A few weeks ago, she started sketching and writing and imagining a new piece of art to inspire her broken 最新杏吧原创. Her muse was one line from the Rev. Dr. Martin Luther King Jr.鈥檚 : 鈥淲e are tied together in the singular garment of destiny.鈥
It鈥檚 important to Asen that people understand where she came from so they can see the deeper meaning in her art. She lives in the Skinker-DeBaliviere area, just two blocks from the home she grew up in on Pershing Avenue. The neighborhood, just north of Forest Park and south of Delmar Boulevard, is these days an upper middle class enclave. But growing up, Asen was one of the only white children on her block.
An only child, she is the daughter of a former theology professor and grade-school teacher.
鈥淭he neighborhood was very different from what it is now,鈥 Asen says. 鈥淚 grew up quite a bit differently than most people who look like me.鈥
The artist counts that as a blessing. Through her art, she wants other white people to open their hearts to the pain felt by blacks in 最新杏吧原创 who feel that the arc of the moral universe King spoke of hasn鈥檛 yet bent far enough toward justice.
鈥淲e, as white people, are having a problem accepting our role in all of this,鈥 she says. 鈥淯nfortunately, this city is wounded. We can put a Band-Aid on it, but if you don鈥檛 attend to it every day it鈥檚 going to fester. It鈥檚 going to get worse.鈥
Last Monday night and into the early morning hours Tuesday, Asen produced 鈥淭hread of Hope.鈥 The paper craft shows a multihued person cradling a heart in its hands.
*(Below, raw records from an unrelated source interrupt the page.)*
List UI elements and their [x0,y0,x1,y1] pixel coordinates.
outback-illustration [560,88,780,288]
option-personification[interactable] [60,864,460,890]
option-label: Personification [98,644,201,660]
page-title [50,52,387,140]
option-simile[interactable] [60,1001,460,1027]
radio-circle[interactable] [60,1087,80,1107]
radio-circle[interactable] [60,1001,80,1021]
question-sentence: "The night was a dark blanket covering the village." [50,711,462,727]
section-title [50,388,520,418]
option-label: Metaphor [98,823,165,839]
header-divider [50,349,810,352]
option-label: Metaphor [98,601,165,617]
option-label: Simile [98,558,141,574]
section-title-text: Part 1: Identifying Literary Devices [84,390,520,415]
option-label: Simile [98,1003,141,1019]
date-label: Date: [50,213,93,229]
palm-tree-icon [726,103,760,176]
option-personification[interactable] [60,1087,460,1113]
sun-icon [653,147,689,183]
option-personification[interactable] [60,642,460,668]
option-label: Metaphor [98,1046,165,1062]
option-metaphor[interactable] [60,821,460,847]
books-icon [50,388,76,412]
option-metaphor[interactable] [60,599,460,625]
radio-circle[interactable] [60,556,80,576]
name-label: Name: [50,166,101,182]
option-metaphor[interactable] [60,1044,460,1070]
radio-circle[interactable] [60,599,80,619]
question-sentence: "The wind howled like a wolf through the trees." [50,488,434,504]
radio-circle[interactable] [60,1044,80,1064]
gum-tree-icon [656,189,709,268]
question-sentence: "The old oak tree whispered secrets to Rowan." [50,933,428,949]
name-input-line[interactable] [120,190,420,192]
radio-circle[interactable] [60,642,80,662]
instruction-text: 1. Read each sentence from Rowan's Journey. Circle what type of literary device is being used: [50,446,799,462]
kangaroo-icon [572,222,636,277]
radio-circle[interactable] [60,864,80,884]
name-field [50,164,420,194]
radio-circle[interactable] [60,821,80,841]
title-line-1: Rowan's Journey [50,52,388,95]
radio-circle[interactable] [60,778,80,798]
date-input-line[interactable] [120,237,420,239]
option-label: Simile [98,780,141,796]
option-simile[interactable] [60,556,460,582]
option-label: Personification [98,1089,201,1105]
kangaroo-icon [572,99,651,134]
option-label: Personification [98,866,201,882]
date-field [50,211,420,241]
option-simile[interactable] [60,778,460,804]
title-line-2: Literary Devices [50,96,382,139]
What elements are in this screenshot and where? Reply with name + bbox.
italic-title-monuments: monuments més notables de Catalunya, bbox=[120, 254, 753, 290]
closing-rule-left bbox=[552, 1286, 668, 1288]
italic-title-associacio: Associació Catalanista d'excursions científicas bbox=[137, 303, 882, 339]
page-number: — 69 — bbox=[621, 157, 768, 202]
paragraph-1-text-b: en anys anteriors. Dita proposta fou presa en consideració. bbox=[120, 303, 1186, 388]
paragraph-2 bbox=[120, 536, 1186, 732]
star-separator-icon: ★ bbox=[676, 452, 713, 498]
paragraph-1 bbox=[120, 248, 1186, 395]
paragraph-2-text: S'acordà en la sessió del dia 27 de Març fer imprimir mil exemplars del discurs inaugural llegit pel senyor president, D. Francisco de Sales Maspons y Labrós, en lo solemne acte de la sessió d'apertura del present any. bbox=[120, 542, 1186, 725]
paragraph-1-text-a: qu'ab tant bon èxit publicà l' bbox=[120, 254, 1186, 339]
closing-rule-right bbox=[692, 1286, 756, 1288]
A thread from the heart hangs over the multicolored hands and helps hold the person鈥檚 garments together.
Asen called me Tuesday after reading my column in which I said that the NFL protests and the ones happening in the streets of 最新杏吧原创 We were using the same metaphor through different platforms to try to connect the people of 最新杏吧原创 during a time in which many of them feel divided.
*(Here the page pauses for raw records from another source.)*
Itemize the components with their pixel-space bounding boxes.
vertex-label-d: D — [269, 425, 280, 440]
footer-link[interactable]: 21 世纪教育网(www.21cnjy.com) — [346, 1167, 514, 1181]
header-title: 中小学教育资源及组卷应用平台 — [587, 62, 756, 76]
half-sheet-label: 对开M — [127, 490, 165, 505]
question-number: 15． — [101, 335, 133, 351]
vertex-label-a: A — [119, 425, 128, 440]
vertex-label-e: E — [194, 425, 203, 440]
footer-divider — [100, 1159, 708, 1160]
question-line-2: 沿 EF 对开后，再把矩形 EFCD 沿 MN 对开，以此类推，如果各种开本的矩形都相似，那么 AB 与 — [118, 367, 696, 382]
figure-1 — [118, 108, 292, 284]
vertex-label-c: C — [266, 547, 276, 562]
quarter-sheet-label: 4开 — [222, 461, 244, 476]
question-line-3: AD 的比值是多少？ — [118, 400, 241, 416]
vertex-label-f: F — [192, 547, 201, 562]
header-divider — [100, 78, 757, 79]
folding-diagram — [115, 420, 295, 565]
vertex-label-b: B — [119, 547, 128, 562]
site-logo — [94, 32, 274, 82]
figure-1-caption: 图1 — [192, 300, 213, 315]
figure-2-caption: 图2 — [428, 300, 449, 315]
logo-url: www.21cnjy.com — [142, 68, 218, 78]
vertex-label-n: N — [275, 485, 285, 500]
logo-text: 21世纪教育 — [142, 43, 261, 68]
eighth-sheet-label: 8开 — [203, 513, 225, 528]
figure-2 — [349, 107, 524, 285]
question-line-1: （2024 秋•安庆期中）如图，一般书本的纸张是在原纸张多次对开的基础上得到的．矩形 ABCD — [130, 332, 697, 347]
Asen鈥檚 art doesn鈥檛 highlight that division as much as it helps point to a path forward.
Instead of two worlds colliding in 最新杏吧原创 鈥 one black, one white, one in pain, one oblivious to the angst of those whose experiences tell a different story 鈥 Asen envisions two worlds coalescing, brought together by a thread of commonality, no matter how thin it might be.
Protests in 最新杏吧原创 have been going on daily for two weeks now. Asen isn鈥檛 sure if her 鈥淭hread of Hope鈥 might end up as a mural, as her post-Ferguson painting did. She just knows she wants to share it with the world 鈥 particularly the white world 鈥 as a way to further understanding in a city that needs it.
鈥淚 want people to see this and think that unity is a possibility,鈥 she says, 鈥減articularly through love and action. I want it to be shared. I want people to feel it. It鈥檚 the mending of the wounded.鈥
EDITOR'S NOTE: An earlier version of this story gave an incorrect location of a mural Asen worked on in Ferguson. This version has been corrected.